Our Digital Life as a River

"Lighter Relieving a Steamboat Aground"
1847, George Caleb Bingham
30"x36", oil/canvas - Collection of The White House


When the land shifts, rivers dry up and disappear.  They leave behind canyons and buttes, painted pink, beige and ochre, all gracefully sculpted by the flow of water.

Our digital life is a river of electrically charged bits, rushing from our laptops and smartphones.  For awhile, it was a pleasant idyll:  floating on our digital rafts, watching the scenery glide by as we steered clear of the occasional sandbar or log. 

But now, mightier than the Mississippi, the river has jumped the levee, flipped our rafts, and is hauling us downstream.  We can barely keep our noses above the torrent.  Or at least, that's what it feels like some days.

In some distant decade, this digital river may dry up and disappear, too.  Most of us today can't imagine that ever happening, but who can predict the future?
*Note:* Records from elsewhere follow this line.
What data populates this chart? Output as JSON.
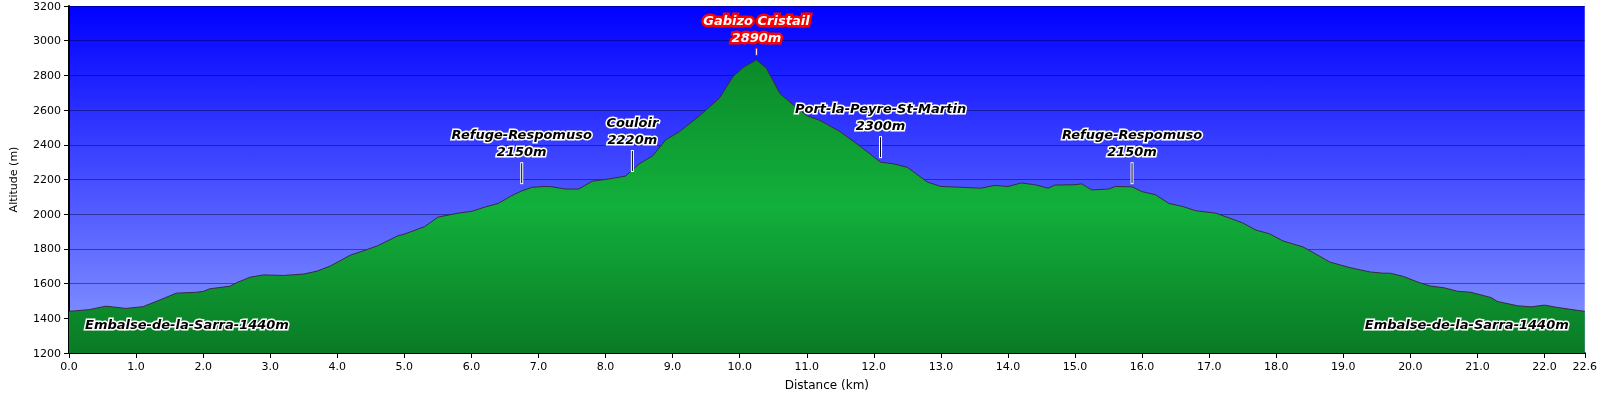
{
  "chart_data": {
    "type": "area",
    "xlabel": "Distance (km)",
    "ylabel": "Altitude (m)",
    "x": [
      0,
      0.3,
      0.55,
      0.85,
      1.1,
      1.3,
      1.6,
      1.9,
      2.0,
      2.1,
      2.4,
      2.5,
      2.7,
      2.9,
      3.2,
      3.5,
      3.7,
      3.9,
      4.2,
      4.4,
      4.6,
      4.9,
      5.0,
      5.3,
      5.5,
      5.8,
      6.0,
      6.2,
      6.4,
      6.6,
      6.75,
      6.9,
      7.1,
      7.2,
      7.4,
      7.6,
      7.8,
      8.1,
      8.3,
      8.5,
      8.7,
      8.9,
      9.1,
      9.4,
      9.7,
      9.9,
      10.05,
      10.25,
      10.4,
      10.6,
      10.8,
      11.0,
      11.2,
      11.5,
      11.8,
      12.0,
      12.1,
      12.3,
      12.5,
      12.8,
      13.0,
      13.3,
      13.6,
      13.8,
      14.0,
      14.2,
      14.4,
      14.6,
      14.7,
      15.0,
      15.1,
      15.25,
      15.5,
      15.6,
      15.85,
      16.0,
      16.2,
      16.4,
      16.6,
      16.8,
      17.1,
      17.5,
      17.7,
      17.9,
      18.1,
      18.4,
      18.5,
      18.8,
      19.1,
      19.4,
      19.6,
      19.7,
      19.9,
      20.1,
      20.3,
      20.5,
      20.7,
      20.9,
      21.2,
      21.3,
      21.6,
      21.8,
      22.0,
      22.2,
      22.6
    ],
    "series": [
      {
        "color": "#12b03c",
        "values": [
          1440,
          1450,
          1470,
          1457,
          1467,
          1497,
          1545,
          1550,
          1555,
          1570,
          1585,
          1605,
          1637,
          1650,
          1647,
          1655,
          1672,
          1702,
          1765,
          1790,
          1818,
          1875,
          1885,
          1928,
          1983,
          2006,
          2016,
          2041,
          2062,
          2107,
          2134,
          2155,
          2160,
          2158,
          2145,
          2145,
          2190,
          2206,
          2220,
          2290,
          2335,
          2430,
          2475,
          2567,
          2670,
          2793,
          2845,
          2890,
          2840,
          2695,
          2630,
          2568,
          2540,
          2475,
          2390,
          2330,
          2300,
          2290,
          2270,
          2185,
          2160,
          2155,
          2150,
          2166,
          2160,
          2180,
          2170,
          2150,
          2168,
          2170,
          2175,
          2140,
          2145,
          2160,
          2158,
          2130,
          2112,
          2062,
          2045,
          2020,
          2006,
          1950,
          1908,
          1887,
          1846,
          1811,
          1790,
          1724,
          1692,
          1667,
          1660,
          1660,
          1641,
          1610,
          1586,
          1576,
          1556,
          1550,
          1520,
          1497,
          1472,
          1466,
          1476,
          1462,
          1440
        ]
      }
    ],
    "xlim": [
      0,
      22.6
    ],
    "xticks": [
      {
        "value": 0,
        "label": "0.0"
      },
      {
        "value": 1,
        "label": "1.0"
      },
      {
        "value": 2,
        "label": "2.0"
      },
      {
        "value": 3,
        "label": "3.0"
      },
      {
        "value": 4,
        "label": "4.0"
      },
      {
        "value": 5,
        "label": "5.0"
      },
      {
        "value": 6,
        "label": "6.0"
      },
      {
        "value": 7,
        "label": "7.0"
      },
      {
        "value": 8,
        "label": "8.0"
      },
      {
        "value": 9,
        "label": "9.0"
      },
      {
        "value": 10,
        "label": "10.0"
      },
      {
        "value": 11,
        "label": "11.0"
      },
      {
        "value": 12,
        "label": "12.0"
      },
      {
        "value": 13,
        "label": "13.0"
      },
      {
        "value": 14,
        "label": "14.0"
      },
      {
        "value": 15,
        "label": "15.0"
      },
      {
        "value": 16,
        "label": "16.0"
      },
      {
        "value": 17,
        "label": "17.0"
      },
      {
        "value": 18,
        "label": "18.0"
      },
      {
        "value": 19,
        "label": "19.0"
      },
      {
        "value": 20,
        "label": "20.0"
      },
      {
        "value": 21,
        "label": "21.0"
      },
      {
        "value": 22,
        "label": "22.0"
      },
      {
        "value": 22.6,
        "label": "22.6"
      }
    ],
    "ylim": [
      1200,
      3200
    ],
    "yticks": [
      1200,
      1400,
      1600,
      1800,
      2000,
      2200,
      2400,
      2600,
      2800,
      3000,
      3200
    ],
    "grid": "y",
    "marker": "none",
    "annotations": [
      {
        "text": "Refuge-Respomuso\n2150m",
        "x": 6.75,
        "y": 2150
      },
      {
        "text": "Couloir\n2220m",
        "x": 8.4,
        "y": 2220
      },
      {
        "text": "Gabizo Cristail\n2890m",
        "x": 10.25,
        "y": 2890
      },
      {
        "text": "Port-la-Peyre-St-Martin\n2300m",
        "x": 12.1,
        "y": 2300
      },
      {
        "text": "Refuge-Respomuso\n2150m",
        "x": 15.85,
        "y": 2150
      },
      "Embalse-de-la-Sarra-1440m",
      "Embalse-de-la-Sarra-1440m"
    ]
  }
}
And if it does dry up, what will be left? Certainly not our e-mail or blog posts.  Nor our storehouse of millions of images.  The “cloud” will vanish like a puff of steam in a dry wind, taking all of that with it.
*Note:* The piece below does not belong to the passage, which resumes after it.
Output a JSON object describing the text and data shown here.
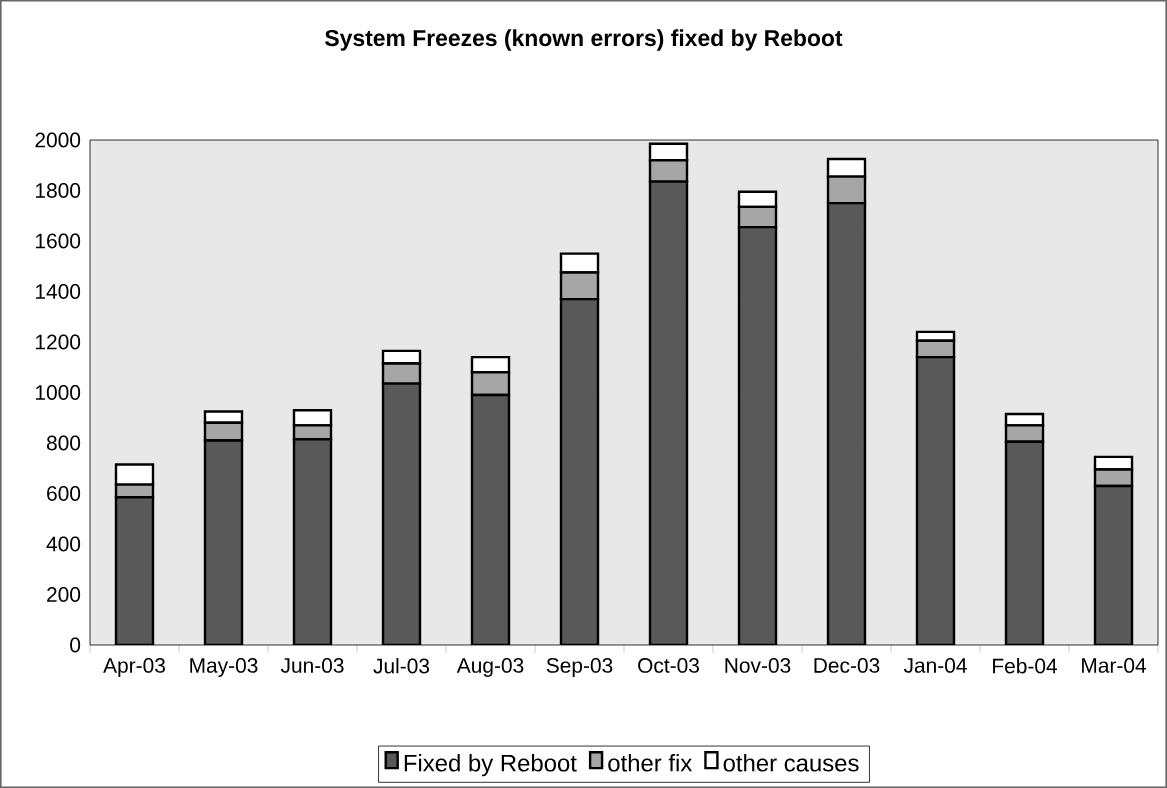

We artists, however, can hope.  Canvas can rot, but our museums have paintings on canvas that are a half-millenium old.  Wood panels can break, but we have paintings on panel that are twice that old, and more.  Pottery and sculpture can shatter, but we have examples of these dating from the very dawn of humanity.

Once the digital river is gone, these physical artifacts will remain as our canyons, our buttes.

But then I'm reminded of the poem, "Ozymandias," by Shelley:

I met a traveller from an antique land,
Who said—“Two vast and trunkless legs of stone
Stand in the desert. . . . Near them, on the sand,
Half sunk a shattered visage lies, whose frown,
And wrinkled lip, and sneer of cold command,
Tell that its sculptor well those passions read
Which yet survive, stamped on these lifeless things,
The hand that mocked them, and the heart that fed;
And on the pedestal, these words appear:
My name is Ozymandias, King of Kings;
Look on my Works, ye Mighty, and despair!
Nothing beside remains. Round the decay
Of that colossal Wreck, boundless and bare
The lone and level sands stretch far away.